In the last 20-30 years we have seen a tremendous growth in processing power where the average speed of the processor has increased year by year.But over the last couple of years we are observing a shift in this trend.Instead of increase in processor speed the number of processors on a single chip are increasing.We are very fast moving from dual core to quad core to eight core processors.So we are gradually shifting towards a multicore processor architecture.But most of our present applications are still of sequential nature and not capable of leveraging the performance benefits offered by multicore processors.This is because parallel/concurrent programming involves threads,locks,mutexes etc. which are difficult to program and also hard to maintain because of lack of tools for profiling and debugging those applications.So we needed a set of libraries and tools which
- Makes concurrent programming easier where developers need not care much details of threads and locks.

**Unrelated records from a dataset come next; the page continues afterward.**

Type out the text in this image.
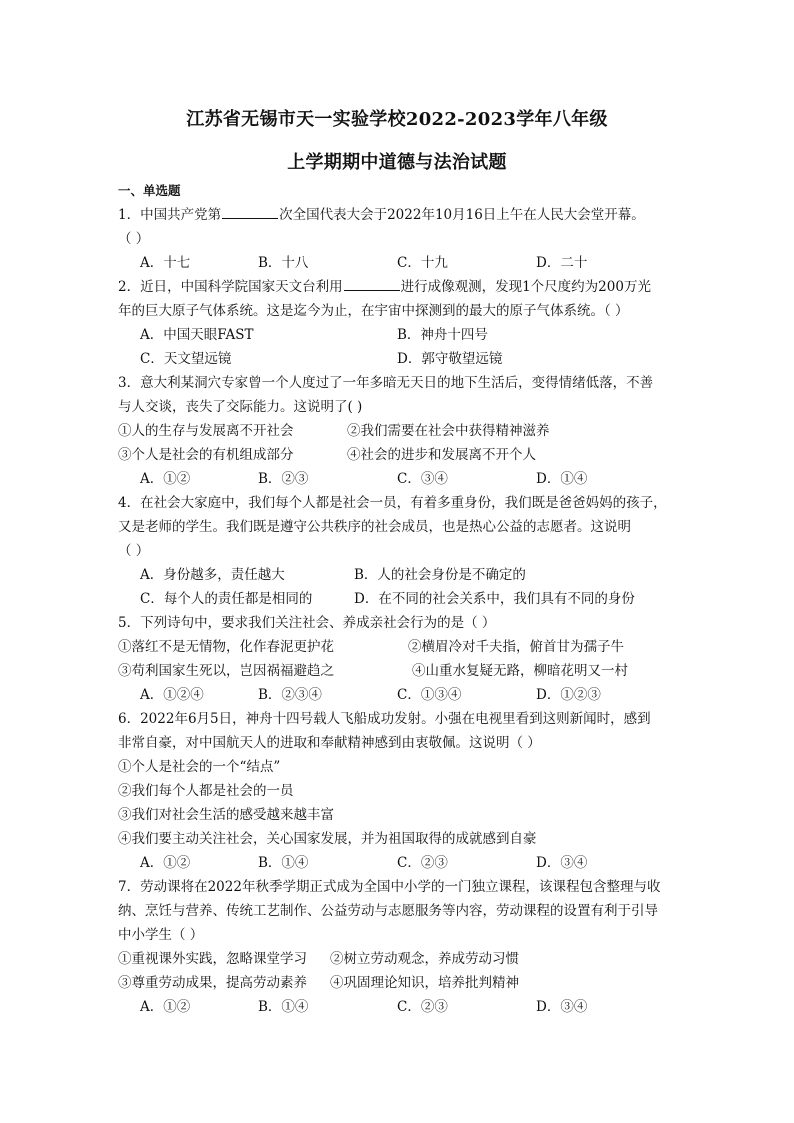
江苏省无锡市天一实验学校2022-2023学年八年级
上学期期中道德与法治试题
一、单选题
1．中国共产党第	次全国代表大会于2022年10月16日上午在人民大会堂开幕。
（ ）
A．十七	B．十八	C．十九	D．二十
2．近日，中国科学院国家天文台利用	进行成像观测，发现1个尺度约为200万光
年的巨大原子气体系统。这是迄今为止，在宇宙中探测到的最大的原子气体系统。（ ）
A．中国天眼FAST	B．神舟十四号
C．天文望远镜	D．郭守敬望远镜
3．意大利某洞穴专家曾一个人度过了一年多暗无天日的地下生活后，变得情绪低落，不善
与人交谈，丧失了交际能力。这说明了( )
①人的生存与发展离不开社会	②我们需要在社会中获得精神滋养
③个人是社会的有机组成部分	④社会的进步和发展离不开个人
A．①②	B．②③	C．③④	D．①④
4．在社会大家庭中，我们每个人都是社会一员，有着多重身份，我们既是爸爸妈妈的孩子，
又是老师的学生。我们既是遵守公共秩序的社会成员，也是热心公益的志愿者。这说明
（ ）
A．身份越多，责任越大	B．人的社会身份是不确定的
C．每个人的责任都是相同的	D．在不同的社会关系中，我们具有不同的身份
5．下列诗句中，要求我们关注社会、养成亲社会行为的是（ ）
①落红不是无情物，化作春泥更护花	②横眉冷对千夫指，俯首甘为孺子牛
③苟利国家生死以，岂因祸福避趋之	④山重水复疑无路，柳暗花明又一村
A．①②④	B．②③④	C．①③④	D．①②③
6．2022年6月5日，神舟十四号载人飞船成功发射。小强在电视里看到这则新闻时，感到
非常自豪，对中国航天人的进取和奉献精神感到由衷敬佩。这说明（ ）
①个人是社会的一个“结点”
②我们每个人都是社会的一员
③我们对社会生活的感受越来越丰富
④我们要主动关注社会，关心国家发展，并为祖国取得的成就感到自豪
A．①②	B．①④	C．②③	D．③④
7．劳动课将在2022年秋季学期正式成为全国中小学的一门独立课程，该课程包含整理与收
纳、烹饪与营养、传统工艺制作、公益劳动与志愿服务等内容，劳动课程的设置有利于引导
中小学生（ ）
①重视课外实践，忽略课堂学习 ②树立劳动观念，养成劳动习惯
③尊重劳动成果，提高劳动素养 ④巩固理论知识，培养批判精神
A．①②	B．①④	C．②③	D．③④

- Makes profiling and debugging concurrent applications easier
- Enables the applications to scale up without any code as number of cores increases
- Allows existing applications to be easily parallelized.
Here comes Parallel Extensions in .NET 4.0 which provides a set of libraries and tools to achieve the above mentioned objectives.This supports two paradigms of parallel computing
- Data Parallelism – This refers to dividing the data across multiple processors for parallel execution.e.g we are processing an array of 1000 elements we can distribute the data between two processors say 500 each.This is supported by the Parallel LINQ (PLINQ) in .NET 4.0
- Task Parallelism – This breaks down the program into multiple tasks which can be parallelized and are executed on different processors.This is supported by Task Parallel Library (TPL) in .NET 4.0
A high level view of this framework is shown below:
The key components are:
- Coordinated Data Structures (CDS) – These are set of APIs added to the BCL which provides a set of thread safe collection classes, lightweight synchronization classes and lazy initializers.The concurrent collections are added in the new System.Collections.Concurrent namespace and others are added to the System.Threading namespace.These are cross cutting components used by the other three as shown in the figure above.

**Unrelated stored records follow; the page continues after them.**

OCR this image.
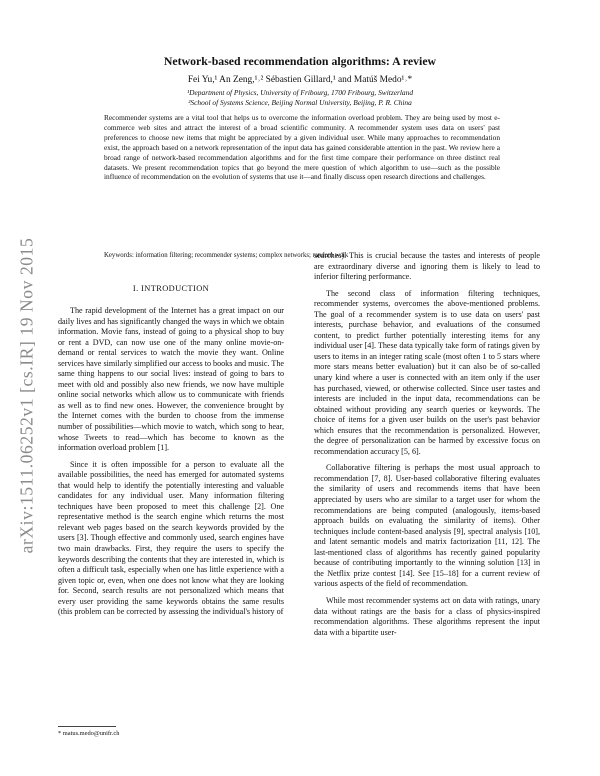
arXiv:1511.06252v1 [cs.IR] 19 Nov 2015
Network-based recommendation algorithms: A review
Fei Yu,¹ An Zeng,¹˒² Sébastien Gillard,¹ and Matúš Medo¹˒*
¹Department of Physics, University of Fribourg, 1700 Fribourg, Switzerland
²School of Systems Science, Beijing Normal University, Beijing, P. R. China

Recommender systems are a vital tool that helps us to overcome the information overload problem. They are being used by most e-commerce web sites and attract the interest of a broad scientific community. A recommender system uses data on users' past preferences to choose new items that might be appreciated by a given individual user. While many approaches to recommendation exist, the approach based on a network representation of the input data has gained considerable attention in the past. We review here a broad range of network-based recommendation algorithms and for the first time compare their performance on three distinct real datasets. We present recommendation topics that go beyond the mere question of which algorithm to use—such as the possible influence of recommendation on the evolution of systems that use it—and finally discuss open research directions and challenges.

Keywords: information filtering; recommender systems; complex networks; random walk
I. INTRODUCTION

The rapid development of the Internet has a great impact on our daily lives and has significantly changed the ways in which we obtain information. Movie fans, instead of going to a physical shop to buy or rent a DVD, can now use one of the many online movie-on-demand or rental services to watch the movie they want. Online services have similarly simplified our access to books and music. The same thing happens to our social lives: instead of going to bars to meet with old and possibly also new friends, we now have multiple online social networks which allow us to communicate with friends as well as to find new ones. However, the convenience brought by the Internet comes with the burden to choose from the immense number of possibilities—which movie to watch, which song to hear, whose Tweets to read—which has become to known as the information overload problem [1].

Since it is often impossible for a person to evaluate all the available possibilities, the need has emerged for automated systems that would help to identify the potentially interesting and valuable candidates for any individual user. Many information filtering techniques have been proposed to meet this challenge [2]. One representative method is the search engine which returns the most relevant web pages based on the search keywords provided by the users [3]. Though effective and commonly used, search engines have two main drawbacks. First, they require the users to specify the keywords describing the contents that they are interested in, which is often a difficult task, especially when one has little experience with a given topic or, even, when one does not know what they are looking for. Second, search results are not personalized which means that every user providing the same keywords obtains the same results (this problem can be corrected by assessing the individual's history of

searches). This is crucial because the tastes and interests of people are extraordinary diverse and ignoring them is likely to lead to inferior filtering performance.

The second class of information filtering techniques, recommender systems, overcomes the above-mentioned problems. The goal of a recommender system is to use data on users' past interests, purchase behavior, and evaluations of the consumed content, to predict further potentially interesting items for any individual user [4]. These data typically take form of ratings given by users to items in an integer rating scale (most often 1 to 5 stars where more stars means better evaluation) but it can also be of so-called unary kind where a user is connected with an item only if the user has purchased, viewed, or otherwise collected. Since user tastes and interests are included in the input data, recommendations can be obtained without providing any search queries or keywords. The choice of items for a given user builds on the user's past behavior which ensures that the recommendation is personalized. However, the degree of personalization can be harmed by excessive focus on recommendation accuracy [5, 6].

Collaborative filtering is perhaps the most usual approach to recommendation [7, 8]. User-based collaborative filtering evaluates the similarity of users and recommends items that have been appreciated by users who are similar to a target user for whom the recommendations are being computed (analogously, items-based approach builds on evaluating the similarity of items). Other techniques include content-based analysis [9], spectral analysis [10], and latent semantic models and matrix factorization [11, 12]. The last-mentioned class of algorithms has recently gained popularity because of contributing importantly to the winning solution [13] in the Netflix prize contest [14]. See [15–18] for a current review of various aspects of the field of recommendation.

While most recommender systems act on data with ratings, unary data without ratings are the basis for a class of physics-inspired recommendation algorithms. These algorithms represent the input data with a bipartite user-

* matus.medo@unifr.ch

- Scheduler – This is a new Scheduler which is capable of querying the OS and get information about the number of processors, memory architecture of the processors (i.e UMA/NUMA) and accordingly schedule the tasks.This component is used by the Task Parallel Library for task scheduling.This is the component which makes the applications scalable with growing number of cores in the machine.
- Task Parallel Library (TPL) – These are set of APIs present in System.Threading and System.Threading.Task namespace which provides facilities for Task Parallelism.The System.Threading.Parallel class provides a method Invoke which can accept an array of delegates thus enabling parallel execution of multiple methods.The methods Parallel.For and Parallel.ForEach enable parallel execution of loops thus supporting data parallelism.These are used by PLINQ.
- Parallel LINQ (PLINQ) – PLINQ provides a parallel implementation of LINQ and supports all the standard query operators.This is achieved by the System.Linq.ParallelEnumerable class which provides a set of extension methods on IEnumerable interface.Developers can opt-in for parallelism by invoking the AsParallel method of ParallelEnumerable class on the data source.Using PLINQ we can combine sequential and parallel queries and it also supports ordered/unordered execution.